Бумажный домик — страница 8 из 41

Рене, дочь Жоржа, крестница Жозетт, выходит замуж за молодого немецкого еврея, набожного — во всяком случае, из очень набожной семьи. Рене и ее мать мечтают о пышной свадебной церемонии: с органом, шлейфом, торжественным благословением. Кюре требует, чтобы Гюнтер крестился. Гюнтер колеблется. Когда он является к мадам Жозетт с визитом, то слышит следующее:

— Я, господин Гюнтер, неверующая и все жду, когда вера осенит меня. Но менять веру вот так, ни с того ни с сего, по-моему, глупо. Вы же не станете менять родственников, не так ли? Поверьте, обстоятельства могут изменить нас, но не мы обстоятельства. Если вам написано на роду стать католиком, вы им станете. А если Рене заставит вас сменить религию, как меняют пиджаки, вы будете венчаться в чужом пиджаке, вот и все.

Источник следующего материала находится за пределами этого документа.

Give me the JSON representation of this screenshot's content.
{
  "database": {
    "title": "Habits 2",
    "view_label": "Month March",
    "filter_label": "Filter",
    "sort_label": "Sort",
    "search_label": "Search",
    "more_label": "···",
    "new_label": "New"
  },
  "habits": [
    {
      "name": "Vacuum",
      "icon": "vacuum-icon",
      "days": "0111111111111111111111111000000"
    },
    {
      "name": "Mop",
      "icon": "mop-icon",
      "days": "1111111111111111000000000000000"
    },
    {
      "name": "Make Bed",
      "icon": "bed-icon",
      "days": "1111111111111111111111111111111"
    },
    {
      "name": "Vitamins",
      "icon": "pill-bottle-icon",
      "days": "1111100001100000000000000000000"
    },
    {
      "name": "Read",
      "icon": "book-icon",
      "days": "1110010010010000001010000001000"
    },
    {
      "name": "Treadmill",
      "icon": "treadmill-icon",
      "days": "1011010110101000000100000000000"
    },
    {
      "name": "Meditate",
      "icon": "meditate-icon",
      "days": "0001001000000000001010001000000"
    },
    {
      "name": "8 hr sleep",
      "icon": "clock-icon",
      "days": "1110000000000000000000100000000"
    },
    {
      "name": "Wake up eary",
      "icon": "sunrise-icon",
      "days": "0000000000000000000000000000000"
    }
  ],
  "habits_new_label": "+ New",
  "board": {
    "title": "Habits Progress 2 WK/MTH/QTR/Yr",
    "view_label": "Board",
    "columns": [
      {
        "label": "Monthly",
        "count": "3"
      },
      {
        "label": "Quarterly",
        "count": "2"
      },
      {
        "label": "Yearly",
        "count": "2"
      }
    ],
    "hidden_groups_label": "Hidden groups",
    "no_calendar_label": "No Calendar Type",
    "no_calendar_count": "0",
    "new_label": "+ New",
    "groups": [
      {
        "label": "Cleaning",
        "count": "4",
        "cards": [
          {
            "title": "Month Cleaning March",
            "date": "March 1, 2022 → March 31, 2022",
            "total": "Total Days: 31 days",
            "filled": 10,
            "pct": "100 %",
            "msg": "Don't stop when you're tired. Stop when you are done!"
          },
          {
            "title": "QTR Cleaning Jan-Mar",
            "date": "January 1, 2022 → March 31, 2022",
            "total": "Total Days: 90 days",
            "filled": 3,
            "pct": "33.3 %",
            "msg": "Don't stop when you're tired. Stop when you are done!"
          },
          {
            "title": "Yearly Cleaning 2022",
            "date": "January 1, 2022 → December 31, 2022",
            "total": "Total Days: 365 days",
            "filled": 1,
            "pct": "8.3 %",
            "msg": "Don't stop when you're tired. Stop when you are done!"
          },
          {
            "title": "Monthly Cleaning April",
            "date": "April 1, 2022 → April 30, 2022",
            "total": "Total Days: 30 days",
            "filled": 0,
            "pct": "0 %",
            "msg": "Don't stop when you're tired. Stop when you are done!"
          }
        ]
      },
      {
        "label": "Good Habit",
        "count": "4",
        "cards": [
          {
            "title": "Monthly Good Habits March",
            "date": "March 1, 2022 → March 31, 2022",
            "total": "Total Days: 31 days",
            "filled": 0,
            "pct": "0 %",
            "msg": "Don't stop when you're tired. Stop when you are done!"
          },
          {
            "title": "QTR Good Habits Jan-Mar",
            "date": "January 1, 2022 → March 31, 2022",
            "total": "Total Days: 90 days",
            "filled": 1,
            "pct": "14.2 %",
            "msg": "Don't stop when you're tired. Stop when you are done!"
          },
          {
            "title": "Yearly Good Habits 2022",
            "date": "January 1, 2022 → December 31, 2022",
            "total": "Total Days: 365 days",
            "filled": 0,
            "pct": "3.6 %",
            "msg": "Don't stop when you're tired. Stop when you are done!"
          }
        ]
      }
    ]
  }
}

Гюнтер отказывается креститься. Венчание состоится в ризнице. Рене и ее мать Моника рассорились с мадам Жозетт.

Смерть тетушки

Тетушка так мало менялась, во всяком случае, для нас она дряхлела совсем незаметно, и мы давно привыкли считать нашу тетушку — капризную, деспотичную, великодушную, злую на язык, упрямую, с внезапными порывами детского восторга («Так вы и вправду, на самом деле меня любите?»), за которыми следовала какая-нибудь высказанная с наслаждением гадость, черный юмор на грани садизма, забавную, изрекающую возвышенные глупости, одержимую стремлением к независимости, как навязчивой идеей, от которой она не желала отказываться, несмотря на все возрастающую физическую беспомощность, — мы привыкли считать нашу тетушку бессмертной. Ей было девяносто три года.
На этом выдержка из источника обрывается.